Secondly, this equation of state is one of many approximate equations of state which attempt to model the values measured in experiment, especially (in this case) non-ideal gases. There are many other, more accurate, equations of state which are empirical fits to the measured data. The van der Waals equation is a useful one to study because it is simple, and one can understand in fairly simple terms where it comes from. It has some basis in statistical mechanics, which also helps explain its form.

But remember, it is just an approximation. For example, although it predicts the existence of a critical point, it continues in an unphysical way below the critical temperature into the two-phase region where liquid and gas are in equilibrium with each other.

The equations of state page actually gives a handwaving explanation of the two modified terms. I'll paraphrase here.

Indeed $(V-nb)$ attempts to account for the excluded volume of the atoms. If we ignore all the attractions, we are essentially modelling the atoms as hard spheres, and writing the equation of state as $$ \frac{PV}{nRT} = \left( \frac{V}{V-nb}\right) = \left( \frac{1}{1-b\rho}\right) $$ where $\rho=n/V$. This means that, for a given density $\rho$ and temperature $T$, the pressure is higher than we might have expected if we had assumed that the gas were ideal. Also, it recognizes that there is a minimum possible value of $V/n$ or a maximum density $\rho$, because at some point the atoms will overlap. (We don't take the precise value of the maximum density too literally; in practice, the system will crystallize to a solid, which the equation does not describe). Nowadays, we know a lot more about the hard sphere fluid, and have more accurate equations of state such as Carnahan-Starling for this system.

The effects of attractions are then treated as a weak perturbation, superimposed on the above equation. The gas surrounding a typical atom is treated as a uniform attractive background: a kind of mean field theory. This reduces the pressure, compared with what we might have thought on the basis of the ideal gas equation. The equations of state page gives a way to think of this:

While ideal gas molecules do not interact, we consider molecules attracting others within a distance of several molecules' radii. It makes no effect inside the material, but surface molecules are attracted into the material from the surface. We see this as diminishing of pressure on the outer shell (which is used in the ideal gas law), so we write ( $P$ + something) instead of $P$. To evaluate this "something", let's examine an additional force acting on an element of gas surface. While the force acting on each surface molecule is $\sim\rho$, the force acting on the whole element is $\sim\rho^{2}$ ....

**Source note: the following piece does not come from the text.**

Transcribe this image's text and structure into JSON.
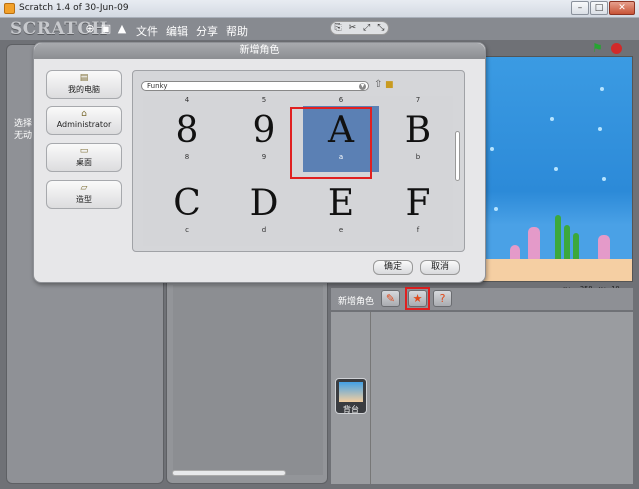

In fact, this can be made more rigorous: it can be shown using that, for thermodynamic consistency, if we add a uniform attractive background to a system, the effect on the equation of state must take the form $$ P = P_0 - a\rho^2 $$ where $P_0$ is the pressure of the system without the attractions (for example, $P_0=1/(1-b\rho)$ as above, or a more accurate equation such as Carnahan-Starling) and $a$ is a positive constant. This is the form appearing in van der Waals' equation.


[EDIT following OP comment]

If the van der Waals equation describes the real gas accurately, then $P$ is the pressure of the real gas (not an ideal gas) and likewise $V$, $T$, $n$ are properties of the real gas. If you want to compare the properties of a real gas and an ideal gas, then it is necessary to specify what is kept the same, and what is to be compared. I believe that it is clearest to keep $n$, $V$ and $T$ the same, and compare pressures. Then, rearranging the equation of state \begin{align*} P &= \frac{nRT}{V-nb} - a\frac{n^2}{V^2} \\ \frac{PV}{nRT} = \frac{P}{P_{\text{id}}} &= \frac{V}{V-nb} - \frac{a}{RT}\frac{n}{V} = \frac{1}{1-\rho b} - \frac{a}{RT}\rho \end{align*} where I have introduced the density in moles per unit volume, $\rho=n/V$, and $P_{\text{id}}=nRT/V$ which is the ideal gas pressure at the same density and temperature. At low density, $\rho\rightarrow 0$, $P\rightarrow P_{\text{id}}$, as we would expect. The equation makes clear that the $b$ term (excluded volume due to short range repulsive interactions) tends to increase $P/P_{\text{id}}$ and the $a$ term (attractive long range interactions) tends to decrease $P/P_{\text{id}}$. Depending on the temperature and the density, it is possible for $P$ to be higher, or lower, than $P_{\text{id}}$.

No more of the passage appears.